Counterdiabatic-influenced Floquet-engineering: State preparation, annealing and learning the adiabatic gauge potential

TL;DR

This paper introduces CAFFEINE, a hybrid quantum control technique that uses Floquet engineering and optimal control to achieve adiabatic state preparation and quantum annealing without explicitly deriving counterdiabatic terms.

Contribution

CAFFEINE parameterizes Floquet Hamiltonians for counterdiabatic driving and employs numerical optimal control, simplifying implementation and enabling learning of counterdiabatic terms.

Findings

Successfully prepared Bell states with two qubits.

Implemented quantum annealing protocols for the 1D Ising model.

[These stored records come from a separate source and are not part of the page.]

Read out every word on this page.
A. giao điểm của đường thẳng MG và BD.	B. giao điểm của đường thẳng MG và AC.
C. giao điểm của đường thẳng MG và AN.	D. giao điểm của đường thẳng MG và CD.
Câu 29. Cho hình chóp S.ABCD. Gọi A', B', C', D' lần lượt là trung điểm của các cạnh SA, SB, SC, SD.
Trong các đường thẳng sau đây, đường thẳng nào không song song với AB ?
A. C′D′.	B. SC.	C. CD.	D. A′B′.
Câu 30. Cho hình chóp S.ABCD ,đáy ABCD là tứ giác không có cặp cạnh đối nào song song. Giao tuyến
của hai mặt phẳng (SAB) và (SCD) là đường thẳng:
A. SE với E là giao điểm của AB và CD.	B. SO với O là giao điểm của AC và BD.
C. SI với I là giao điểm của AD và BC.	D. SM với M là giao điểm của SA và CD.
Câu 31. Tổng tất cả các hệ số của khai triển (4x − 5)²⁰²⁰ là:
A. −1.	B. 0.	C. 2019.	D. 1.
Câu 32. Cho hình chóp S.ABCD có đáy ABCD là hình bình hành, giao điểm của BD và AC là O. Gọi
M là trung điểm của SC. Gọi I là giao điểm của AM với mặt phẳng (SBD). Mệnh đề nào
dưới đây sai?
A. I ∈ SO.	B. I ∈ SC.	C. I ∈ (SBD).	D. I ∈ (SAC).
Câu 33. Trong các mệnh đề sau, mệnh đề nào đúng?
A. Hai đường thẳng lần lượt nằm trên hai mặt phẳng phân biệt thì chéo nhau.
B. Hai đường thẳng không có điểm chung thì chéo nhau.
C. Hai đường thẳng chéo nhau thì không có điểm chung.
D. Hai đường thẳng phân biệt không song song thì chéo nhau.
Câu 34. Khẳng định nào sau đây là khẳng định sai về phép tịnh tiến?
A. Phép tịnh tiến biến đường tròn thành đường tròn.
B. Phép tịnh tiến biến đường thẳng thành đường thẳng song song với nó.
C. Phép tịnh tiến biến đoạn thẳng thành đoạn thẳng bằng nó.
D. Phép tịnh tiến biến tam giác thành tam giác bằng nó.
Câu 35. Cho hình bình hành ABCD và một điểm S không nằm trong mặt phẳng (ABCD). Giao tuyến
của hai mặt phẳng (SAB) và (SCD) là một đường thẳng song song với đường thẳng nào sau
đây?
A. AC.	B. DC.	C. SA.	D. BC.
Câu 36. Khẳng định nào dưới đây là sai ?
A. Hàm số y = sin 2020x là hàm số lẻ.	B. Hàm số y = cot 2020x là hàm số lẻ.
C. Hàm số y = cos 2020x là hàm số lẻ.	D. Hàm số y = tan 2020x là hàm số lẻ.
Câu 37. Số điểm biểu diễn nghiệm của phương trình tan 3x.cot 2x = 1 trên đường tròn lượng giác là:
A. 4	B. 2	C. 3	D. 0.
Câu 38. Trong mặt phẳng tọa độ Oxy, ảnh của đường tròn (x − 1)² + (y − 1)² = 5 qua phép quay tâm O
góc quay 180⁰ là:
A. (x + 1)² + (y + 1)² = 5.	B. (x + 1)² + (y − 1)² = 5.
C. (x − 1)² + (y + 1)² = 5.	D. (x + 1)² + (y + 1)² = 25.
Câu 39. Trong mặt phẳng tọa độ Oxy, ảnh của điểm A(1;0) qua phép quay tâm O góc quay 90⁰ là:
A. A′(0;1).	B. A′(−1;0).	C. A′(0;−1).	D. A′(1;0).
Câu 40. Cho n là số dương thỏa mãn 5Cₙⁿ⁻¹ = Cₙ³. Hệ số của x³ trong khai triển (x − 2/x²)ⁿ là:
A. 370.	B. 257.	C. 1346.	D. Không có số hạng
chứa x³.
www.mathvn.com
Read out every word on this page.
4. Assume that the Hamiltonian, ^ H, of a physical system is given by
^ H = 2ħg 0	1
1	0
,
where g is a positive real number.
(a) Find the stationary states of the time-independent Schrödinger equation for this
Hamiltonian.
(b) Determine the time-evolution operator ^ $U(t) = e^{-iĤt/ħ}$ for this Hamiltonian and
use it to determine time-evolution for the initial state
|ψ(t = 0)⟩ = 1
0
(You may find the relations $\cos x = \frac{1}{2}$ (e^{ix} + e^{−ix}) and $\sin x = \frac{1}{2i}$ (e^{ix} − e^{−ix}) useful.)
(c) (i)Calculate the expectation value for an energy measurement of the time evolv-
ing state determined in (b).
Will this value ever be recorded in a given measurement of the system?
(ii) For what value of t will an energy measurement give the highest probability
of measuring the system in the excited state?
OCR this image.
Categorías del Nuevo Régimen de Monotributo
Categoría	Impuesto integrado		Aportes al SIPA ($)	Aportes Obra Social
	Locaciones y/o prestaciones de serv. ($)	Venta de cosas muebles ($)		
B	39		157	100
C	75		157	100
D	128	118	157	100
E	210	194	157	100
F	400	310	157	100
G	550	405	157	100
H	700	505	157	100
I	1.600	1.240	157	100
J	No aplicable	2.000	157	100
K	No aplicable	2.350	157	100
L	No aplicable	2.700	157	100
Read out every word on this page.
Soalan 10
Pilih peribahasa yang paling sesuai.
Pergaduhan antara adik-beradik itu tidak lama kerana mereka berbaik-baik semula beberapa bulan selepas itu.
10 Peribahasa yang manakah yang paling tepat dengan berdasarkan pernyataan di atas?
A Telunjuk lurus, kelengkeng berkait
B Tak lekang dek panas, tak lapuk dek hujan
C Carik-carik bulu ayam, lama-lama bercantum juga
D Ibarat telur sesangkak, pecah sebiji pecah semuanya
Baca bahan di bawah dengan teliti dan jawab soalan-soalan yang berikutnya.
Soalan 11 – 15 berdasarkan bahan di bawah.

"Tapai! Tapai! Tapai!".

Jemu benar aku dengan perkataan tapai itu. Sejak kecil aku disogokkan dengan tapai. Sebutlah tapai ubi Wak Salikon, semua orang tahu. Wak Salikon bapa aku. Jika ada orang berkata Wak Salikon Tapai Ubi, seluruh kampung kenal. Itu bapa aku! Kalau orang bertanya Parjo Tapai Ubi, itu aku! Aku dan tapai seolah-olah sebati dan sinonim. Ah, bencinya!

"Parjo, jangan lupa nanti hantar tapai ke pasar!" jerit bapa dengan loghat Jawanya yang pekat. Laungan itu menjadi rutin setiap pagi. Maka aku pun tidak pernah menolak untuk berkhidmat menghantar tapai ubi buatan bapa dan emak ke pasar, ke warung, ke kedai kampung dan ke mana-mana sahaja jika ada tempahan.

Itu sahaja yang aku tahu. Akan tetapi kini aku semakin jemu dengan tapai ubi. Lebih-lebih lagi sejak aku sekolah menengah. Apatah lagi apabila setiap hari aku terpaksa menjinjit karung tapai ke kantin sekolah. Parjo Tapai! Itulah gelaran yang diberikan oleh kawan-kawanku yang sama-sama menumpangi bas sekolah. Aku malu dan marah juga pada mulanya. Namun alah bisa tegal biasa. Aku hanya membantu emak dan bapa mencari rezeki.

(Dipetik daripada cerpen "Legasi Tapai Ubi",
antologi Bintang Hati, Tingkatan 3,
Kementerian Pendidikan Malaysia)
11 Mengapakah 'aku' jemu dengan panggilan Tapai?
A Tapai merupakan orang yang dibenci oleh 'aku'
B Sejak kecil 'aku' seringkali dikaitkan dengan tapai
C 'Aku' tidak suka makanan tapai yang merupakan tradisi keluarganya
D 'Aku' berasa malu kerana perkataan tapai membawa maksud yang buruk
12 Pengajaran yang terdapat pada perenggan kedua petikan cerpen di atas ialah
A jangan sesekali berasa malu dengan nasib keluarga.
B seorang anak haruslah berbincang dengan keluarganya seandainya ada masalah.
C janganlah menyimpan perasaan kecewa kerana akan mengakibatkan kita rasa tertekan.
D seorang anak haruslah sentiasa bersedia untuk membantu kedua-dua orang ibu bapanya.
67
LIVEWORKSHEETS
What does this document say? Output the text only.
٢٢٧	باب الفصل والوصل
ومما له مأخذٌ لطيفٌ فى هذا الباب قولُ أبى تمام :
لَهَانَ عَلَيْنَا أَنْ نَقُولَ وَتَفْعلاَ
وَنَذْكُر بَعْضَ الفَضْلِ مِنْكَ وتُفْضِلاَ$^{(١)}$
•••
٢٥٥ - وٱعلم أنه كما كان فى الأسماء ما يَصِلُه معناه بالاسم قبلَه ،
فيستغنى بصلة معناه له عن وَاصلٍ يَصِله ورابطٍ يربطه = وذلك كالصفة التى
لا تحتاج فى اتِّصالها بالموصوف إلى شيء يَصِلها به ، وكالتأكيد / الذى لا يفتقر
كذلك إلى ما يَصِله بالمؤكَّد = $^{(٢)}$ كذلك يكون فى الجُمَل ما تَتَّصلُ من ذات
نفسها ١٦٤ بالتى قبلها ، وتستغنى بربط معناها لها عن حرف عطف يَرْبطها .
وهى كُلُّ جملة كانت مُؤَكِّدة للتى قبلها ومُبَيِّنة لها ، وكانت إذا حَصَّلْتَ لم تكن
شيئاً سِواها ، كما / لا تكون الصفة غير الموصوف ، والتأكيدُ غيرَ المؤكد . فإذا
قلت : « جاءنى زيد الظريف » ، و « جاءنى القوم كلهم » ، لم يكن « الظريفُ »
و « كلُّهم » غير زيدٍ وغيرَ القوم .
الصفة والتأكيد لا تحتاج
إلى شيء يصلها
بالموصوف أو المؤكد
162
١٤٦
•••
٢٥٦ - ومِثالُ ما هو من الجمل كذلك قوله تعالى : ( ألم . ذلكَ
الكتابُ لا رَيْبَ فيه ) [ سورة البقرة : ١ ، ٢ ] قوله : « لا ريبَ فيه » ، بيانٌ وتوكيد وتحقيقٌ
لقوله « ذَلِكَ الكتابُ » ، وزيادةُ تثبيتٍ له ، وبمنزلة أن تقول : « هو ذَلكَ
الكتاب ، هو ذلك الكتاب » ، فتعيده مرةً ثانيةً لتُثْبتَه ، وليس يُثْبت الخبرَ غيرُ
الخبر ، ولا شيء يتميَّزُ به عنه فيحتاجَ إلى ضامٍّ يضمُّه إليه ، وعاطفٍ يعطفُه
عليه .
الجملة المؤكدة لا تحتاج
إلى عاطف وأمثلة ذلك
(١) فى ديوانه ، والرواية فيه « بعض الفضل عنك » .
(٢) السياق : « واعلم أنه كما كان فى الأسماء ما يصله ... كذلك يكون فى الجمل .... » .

Demonstrated learning of counterdiabatic terms as probes of quantum chaos.

Abstract

Counterdiabatic driving, which enforces adiabatic evolution in arbitrary timescales, can be realised by engineering a Floquet Hamiltonian which oscillates between the Hamiltonian and its derivative requiring no additional control terms. However, the coefficients of the Floquet Hamiltoinan require knowledge of the counterdiabatic terms, which can be difficult to derive outside of a limited set of examples. We introduce a new hybrid technique for the control of quantum systems, Counterdiabatic-influenced Floquet-engineering or CAFFEINE for short. CAFFEINE parameterises the Floquet Hamiltonian for counterdiabatic driving and utilises numerical quantum optimal control in order to obtain the desired target state. This removes the need to both obtain and implement counterdiabatic terms, however, it does require the ability to quickly oscillate each term in the Hamiltonian. If this oscillation is possible, then CAFFEINE provides a framework to implement quantum annealing protocols and general quantum state preparation. We illustrate this through optimisation of two numerical examples of preparing a Bell state with two qubits and performing annealing protocols for the one-dimensional Ising model. Beyond this, we also illustrate CAFFEINE's capabilities to learn the counterdiabatic terms, which can potentially be used as a probe of quantum chaos and the geometry of quantum dynamics.